2. on the environmental thread– animals, etc– not that I totally disagree with the situational analysis, but these are actually really important issues and as I said in #1, if addressed properly are directly related to the kind of oppression the video was talking about
I had a couple other minor issues but all in all good critique of society
[…] of the most popular and apparently controversial posts I have ever published on this site—The Best Take Down of Hipster Racism You Will Ever See—led to lots of heated debate in the comments […]
i think hipsters only do one bad thing, and that’s move into what were once less expensive places to live and drive up the cost of living. Not by having jobs themselves, but using their parents money to pay rent for a year-plus in where ever they live. But even then that’s not so much their fault because they’re new to the “real world” as it is landlords knowing that they can milk these kids for their parents money while they try to establish themselves. I’m not a hipster fan, but i like that they wont cross the street when they see me coming. To be more fair, microphones weren’t invented in Africa, nor were most enclosed structures, everyday clothing, the internet, sounds studios, radios. All things we use daily to express ourselves, but never acknowledge that other cultures state of being lead to their creation. As a darker skinned person myself, i can say we usually don’t admit that we do the same borrowing of ideas without learning the history (where are the huge numbers of black engineers making studio equipment and learning about technology), but we complain when others borrow some of culture without learning its history. It’s really just human nature to see what’s available and use it to be yourself. Now, I’m not a huge fan of hipsters because of their nature (black hipsters included) but we shouldn’t be distracted by their existence. People with Beck’s and Limbaugh’s state of mind is still the BIG PROBLEM.

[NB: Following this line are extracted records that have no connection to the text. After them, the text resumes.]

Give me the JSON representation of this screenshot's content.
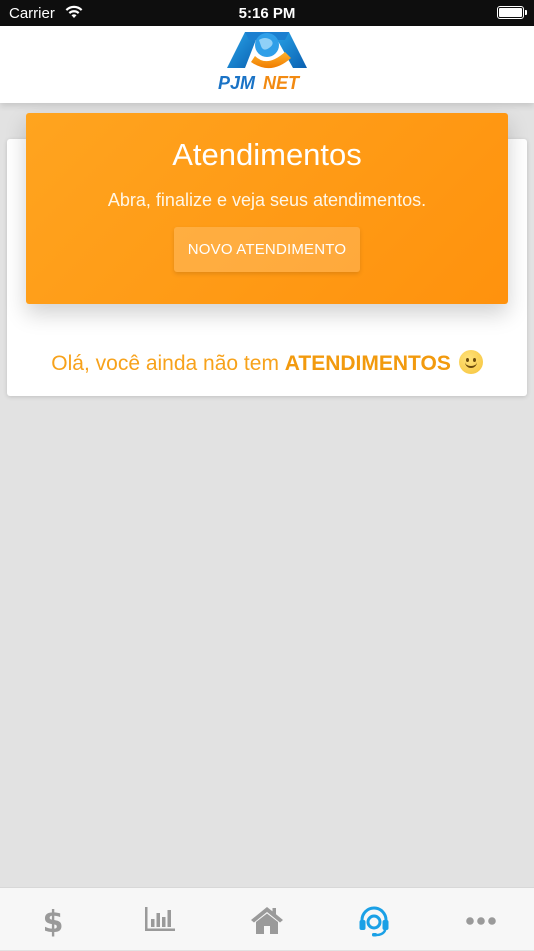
{
  "status_bar": {
    "carrier": "Carrier",
    "time": "5:16 PM"
  },
  "header": {
    "logo_text": "PJMNET"
  },
  "hero": {
    "title": "Atendimentos",
    "subtitle": "Abra, finalize e veja seus atendimentos.",
    "button_label": "NOVO ATENDIMENTO"
  },
  "empty_state": {
    "prefix": "Olá, você ainda não tem ",
    "highlight": "ATENDIMENTOS"
  },
  "tab_bar": {
    "tabs": [
      {
        "icon": "dollar-icon",
        "active": false
      },
      {
        "icon": "bar-chart-icon",
        "active": false
      },
      {
        "icon": "home-icon",
        "active": false
      },
      {
        "icon": "headset-icon",
        "active": true
      },
      {
        "icon": "more-icon",
        "active": false
      }
    ],
    "active_color": "#1aa0e6",
    "inactive_color": "#9a9a9a"
  },
  "colors": {
    "accent": "#ff9a12",
    "background": "#e2e2e2"
  }
}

Um…let’s just calls this what it is…an infantile rant that utilizes infantile concepts and buzzwords, all derived from a fear of anonymous others. Now, they are obviously young, and with a certain degree of talent, so I’ll certainly give them props for doing this, but, alas, the slaves patrol the slaves patrol the slaves patrol the slaves patrol the slaves and so on and so on to sons and daughters. I do hope these two continue to express themselves as they develop and hone their craft and consciousness.
“Just a simple choice, right now, between fear and love. The eyes of fear want you to put bigger locks on your doors, buy guns, close yourself off. The eyes of love instead see all of us as one.” – Bill Hicks.
When I listen to this performance it recalls, as do many slam performances, a trenchant criticism of the style, which Jon Davies gave in an interview. He said:
“[slam poetry] marches the young onto the stage with nothing but venom, broad gestures, and a head full of hackneyed abstractions and then rewards them with applause. The pleasure of such instantaneous acclaim so easily bought is piping our talented youth into the hills away from the village of study, hard work, and accomplishment. It strikes me as a new species of child abuse.”
I am inclined to agree with him– indeed the pair’s poetry suffers and (more significantly) it’s emotional resonance quickly fades as a consequence of it embracing sensationalism and sarcasm rather than craft and more subtle (but sharper) irony.
Still, I wonder how others may feel about this. So please share your thoughts.
[…] When as prominent a personality as McGuire makes a joke of racism in society, it is at the heart of racism in society. Attempts at “ironic racism” are not just the territory of would-be larrikin television personalities – hipsters beware. […]
Would you get cool points for being only 13% African?